Davalılardan… vekili cevap dilekçesinde, Olayda davalının asli kusurlu olduğunu, olayın aynı zamanda bir iş kazası olduğunu, davacının öncelikle işverene yönlenmesi gerekirken davalıya yönlenmesinin iyi niyetli olmadığını, olayın davacının işverenine ihbar edilmesi gerektiğini, bu hususlarla birlikte kazaya karışan… plakalı aracın kasko sigorta poliçesini düzenleyen … Sigorta A.Ş ‘ye ihbar edilmesini, manevi tazminat taleplerinin fahiş olduğunu beyanla, davanın redine karar verilmesini talep etmişlerdir.
Davalı …’ın usulüne uygun tebliğe rağmen davaya cevap vermediği, duruşmalarada katılmadığı anlaşılmıştır.
Davacı yanın talepleri doğrultusunda iş bu dava … … LİMİTED ŞİRKETİ ‘ne ve … … A.Ş. ‘ne ihbar edilmiş, davalı… vekilinin talepleri doğrultusunda dava kasko sigortacısı … SİGORTA A.Ş. ‘ne ihbar edilmiştir.
İhbar olunan … SİGORTA A.Ş. vekili 08.01.2016 tarihinde davaya cevap vermişler ve itirazlarını bildirmişlerdir.

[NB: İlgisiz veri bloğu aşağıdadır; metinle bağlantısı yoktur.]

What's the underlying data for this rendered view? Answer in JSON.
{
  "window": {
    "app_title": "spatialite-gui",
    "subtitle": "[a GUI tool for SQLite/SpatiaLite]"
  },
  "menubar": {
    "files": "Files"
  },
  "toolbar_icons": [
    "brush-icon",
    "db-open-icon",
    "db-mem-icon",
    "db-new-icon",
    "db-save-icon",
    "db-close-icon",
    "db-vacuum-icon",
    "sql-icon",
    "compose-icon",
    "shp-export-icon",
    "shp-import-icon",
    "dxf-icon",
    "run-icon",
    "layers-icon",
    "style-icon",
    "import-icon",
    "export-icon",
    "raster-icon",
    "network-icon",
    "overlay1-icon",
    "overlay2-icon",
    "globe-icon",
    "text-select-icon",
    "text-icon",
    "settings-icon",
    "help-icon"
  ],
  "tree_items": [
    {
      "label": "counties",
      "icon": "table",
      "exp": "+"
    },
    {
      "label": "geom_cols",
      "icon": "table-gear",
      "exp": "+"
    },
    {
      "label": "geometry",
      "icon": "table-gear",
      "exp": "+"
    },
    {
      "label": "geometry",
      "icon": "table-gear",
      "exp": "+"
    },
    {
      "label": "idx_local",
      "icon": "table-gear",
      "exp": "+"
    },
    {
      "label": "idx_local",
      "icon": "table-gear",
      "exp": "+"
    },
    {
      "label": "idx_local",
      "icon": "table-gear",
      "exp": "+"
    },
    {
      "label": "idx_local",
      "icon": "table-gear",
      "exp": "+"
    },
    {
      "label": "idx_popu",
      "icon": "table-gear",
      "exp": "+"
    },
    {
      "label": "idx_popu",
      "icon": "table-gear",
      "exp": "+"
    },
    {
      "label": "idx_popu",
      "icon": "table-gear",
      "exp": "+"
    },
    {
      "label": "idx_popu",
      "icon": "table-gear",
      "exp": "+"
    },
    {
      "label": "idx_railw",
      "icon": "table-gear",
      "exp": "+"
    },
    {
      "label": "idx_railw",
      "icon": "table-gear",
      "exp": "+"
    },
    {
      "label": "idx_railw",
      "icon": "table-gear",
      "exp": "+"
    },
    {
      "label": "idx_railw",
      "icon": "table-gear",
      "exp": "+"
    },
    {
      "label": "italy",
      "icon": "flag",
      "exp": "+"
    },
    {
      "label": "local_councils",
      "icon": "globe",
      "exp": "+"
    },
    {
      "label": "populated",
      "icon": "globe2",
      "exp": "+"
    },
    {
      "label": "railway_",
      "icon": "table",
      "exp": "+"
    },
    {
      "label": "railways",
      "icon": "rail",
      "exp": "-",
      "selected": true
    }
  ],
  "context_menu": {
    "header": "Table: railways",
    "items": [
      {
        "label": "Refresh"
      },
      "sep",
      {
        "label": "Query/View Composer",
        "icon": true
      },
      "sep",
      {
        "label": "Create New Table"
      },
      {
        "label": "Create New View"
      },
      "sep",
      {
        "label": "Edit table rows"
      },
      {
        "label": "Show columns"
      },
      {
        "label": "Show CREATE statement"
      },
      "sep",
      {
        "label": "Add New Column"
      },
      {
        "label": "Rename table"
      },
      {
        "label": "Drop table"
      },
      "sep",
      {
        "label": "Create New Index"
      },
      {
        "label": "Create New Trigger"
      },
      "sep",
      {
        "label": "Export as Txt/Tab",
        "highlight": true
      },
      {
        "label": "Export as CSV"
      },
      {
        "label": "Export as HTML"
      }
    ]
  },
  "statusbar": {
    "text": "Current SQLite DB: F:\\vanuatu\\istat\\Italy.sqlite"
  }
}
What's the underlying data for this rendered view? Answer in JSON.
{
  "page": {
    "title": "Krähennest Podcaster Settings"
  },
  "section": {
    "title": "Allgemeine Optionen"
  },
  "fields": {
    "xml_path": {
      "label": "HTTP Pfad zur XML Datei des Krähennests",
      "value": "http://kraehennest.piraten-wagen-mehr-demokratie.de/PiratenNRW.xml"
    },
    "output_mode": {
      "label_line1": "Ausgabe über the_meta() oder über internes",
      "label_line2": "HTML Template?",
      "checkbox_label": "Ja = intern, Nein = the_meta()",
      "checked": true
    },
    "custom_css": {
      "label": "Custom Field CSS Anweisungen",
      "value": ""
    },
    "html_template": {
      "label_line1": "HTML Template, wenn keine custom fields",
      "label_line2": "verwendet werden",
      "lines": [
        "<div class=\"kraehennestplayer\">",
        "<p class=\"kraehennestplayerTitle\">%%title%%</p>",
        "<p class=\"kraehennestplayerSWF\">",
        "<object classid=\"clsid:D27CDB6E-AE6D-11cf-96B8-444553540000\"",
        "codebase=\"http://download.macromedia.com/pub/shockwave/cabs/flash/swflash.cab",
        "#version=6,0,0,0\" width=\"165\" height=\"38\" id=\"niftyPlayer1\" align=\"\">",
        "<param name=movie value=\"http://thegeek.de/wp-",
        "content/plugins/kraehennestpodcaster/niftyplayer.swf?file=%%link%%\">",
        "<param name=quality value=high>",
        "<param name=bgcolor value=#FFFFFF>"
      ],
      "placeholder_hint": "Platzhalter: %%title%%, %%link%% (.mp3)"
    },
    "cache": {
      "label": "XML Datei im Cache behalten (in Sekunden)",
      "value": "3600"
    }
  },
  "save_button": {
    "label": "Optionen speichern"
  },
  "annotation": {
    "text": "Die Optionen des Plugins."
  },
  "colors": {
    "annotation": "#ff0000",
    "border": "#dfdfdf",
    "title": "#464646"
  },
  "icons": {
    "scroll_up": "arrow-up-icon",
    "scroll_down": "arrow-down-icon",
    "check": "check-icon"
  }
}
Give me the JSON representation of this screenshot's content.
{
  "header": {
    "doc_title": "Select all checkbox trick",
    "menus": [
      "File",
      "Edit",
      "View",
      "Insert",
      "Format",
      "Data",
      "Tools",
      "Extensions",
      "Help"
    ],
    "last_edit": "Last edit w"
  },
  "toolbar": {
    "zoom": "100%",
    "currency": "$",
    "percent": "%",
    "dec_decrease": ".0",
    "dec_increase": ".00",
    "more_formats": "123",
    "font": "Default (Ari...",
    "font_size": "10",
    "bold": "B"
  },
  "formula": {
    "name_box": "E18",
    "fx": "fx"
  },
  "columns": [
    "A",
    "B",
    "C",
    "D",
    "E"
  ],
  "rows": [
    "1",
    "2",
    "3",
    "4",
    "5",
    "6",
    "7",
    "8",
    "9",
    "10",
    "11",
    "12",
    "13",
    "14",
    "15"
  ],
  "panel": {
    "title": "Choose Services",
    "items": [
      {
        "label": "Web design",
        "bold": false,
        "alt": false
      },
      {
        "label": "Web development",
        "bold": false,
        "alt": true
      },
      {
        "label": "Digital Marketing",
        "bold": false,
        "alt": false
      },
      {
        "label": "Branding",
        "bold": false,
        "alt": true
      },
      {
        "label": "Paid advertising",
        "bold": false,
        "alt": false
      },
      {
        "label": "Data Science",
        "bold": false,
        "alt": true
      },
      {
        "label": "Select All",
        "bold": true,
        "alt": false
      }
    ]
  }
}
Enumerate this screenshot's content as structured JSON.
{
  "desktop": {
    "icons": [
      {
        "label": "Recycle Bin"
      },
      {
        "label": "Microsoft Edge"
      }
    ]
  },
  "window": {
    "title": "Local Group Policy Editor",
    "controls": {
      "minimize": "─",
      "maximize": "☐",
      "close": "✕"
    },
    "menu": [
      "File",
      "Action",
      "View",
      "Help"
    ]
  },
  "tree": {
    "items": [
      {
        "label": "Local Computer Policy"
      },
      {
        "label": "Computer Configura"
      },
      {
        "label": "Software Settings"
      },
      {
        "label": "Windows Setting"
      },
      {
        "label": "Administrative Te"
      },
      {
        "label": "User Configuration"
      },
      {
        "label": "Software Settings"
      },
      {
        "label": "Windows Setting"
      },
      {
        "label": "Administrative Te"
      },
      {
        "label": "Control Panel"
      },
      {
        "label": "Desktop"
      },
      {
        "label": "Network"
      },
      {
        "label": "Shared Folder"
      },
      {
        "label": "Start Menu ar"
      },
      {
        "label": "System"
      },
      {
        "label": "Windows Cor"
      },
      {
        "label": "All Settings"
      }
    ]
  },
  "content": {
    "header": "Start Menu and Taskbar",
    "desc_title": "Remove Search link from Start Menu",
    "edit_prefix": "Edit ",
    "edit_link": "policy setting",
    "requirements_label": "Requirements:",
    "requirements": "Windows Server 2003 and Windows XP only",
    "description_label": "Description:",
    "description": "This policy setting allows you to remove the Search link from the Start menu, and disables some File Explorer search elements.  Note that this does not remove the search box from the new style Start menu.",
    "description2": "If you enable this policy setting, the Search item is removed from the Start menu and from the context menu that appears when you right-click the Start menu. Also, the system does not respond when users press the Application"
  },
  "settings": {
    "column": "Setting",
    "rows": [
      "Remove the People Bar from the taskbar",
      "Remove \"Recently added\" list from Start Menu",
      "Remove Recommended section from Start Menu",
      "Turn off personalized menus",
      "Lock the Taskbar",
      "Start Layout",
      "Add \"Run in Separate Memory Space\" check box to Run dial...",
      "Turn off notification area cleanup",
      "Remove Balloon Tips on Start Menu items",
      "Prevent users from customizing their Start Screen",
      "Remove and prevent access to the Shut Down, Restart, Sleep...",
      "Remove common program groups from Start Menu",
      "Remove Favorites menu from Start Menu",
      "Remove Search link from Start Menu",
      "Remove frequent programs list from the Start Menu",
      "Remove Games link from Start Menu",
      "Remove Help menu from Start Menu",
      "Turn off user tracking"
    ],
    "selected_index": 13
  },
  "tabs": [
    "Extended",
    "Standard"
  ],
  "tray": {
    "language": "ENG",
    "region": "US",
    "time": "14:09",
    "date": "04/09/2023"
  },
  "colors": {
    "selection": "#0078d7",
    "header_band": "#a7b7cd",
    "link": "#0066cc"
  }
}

İhbar olunan … … A.Ş.vekili 11.03.2016 tarihinde davaya cevap vermişler, davacı …’in vekiledeni şirket çalışanı olmadığını, şirketin yurt genelinde yaygın … taşımacılığı işi yaptığını, işin ya acente eliyle ya da şube olarak şirket bünyesinde gördürdüğünü, somut olayda ihbar olunan … … Limited Şirketi ile aralarında acentelik sözleşmesi bağıtlandığını, bu itibarla hiçbir şekilde husumetin kendilerine yöneltilemeyeceğini bildirmişlerdir.
DELİLLER
Kazaya karışan… plakalı aracın trafik tescil kayıtları getirtilip incelenmiş, aracın… adına kayıtlı ticari kapalı kasa kamyon olduğu anlaşılmıştır.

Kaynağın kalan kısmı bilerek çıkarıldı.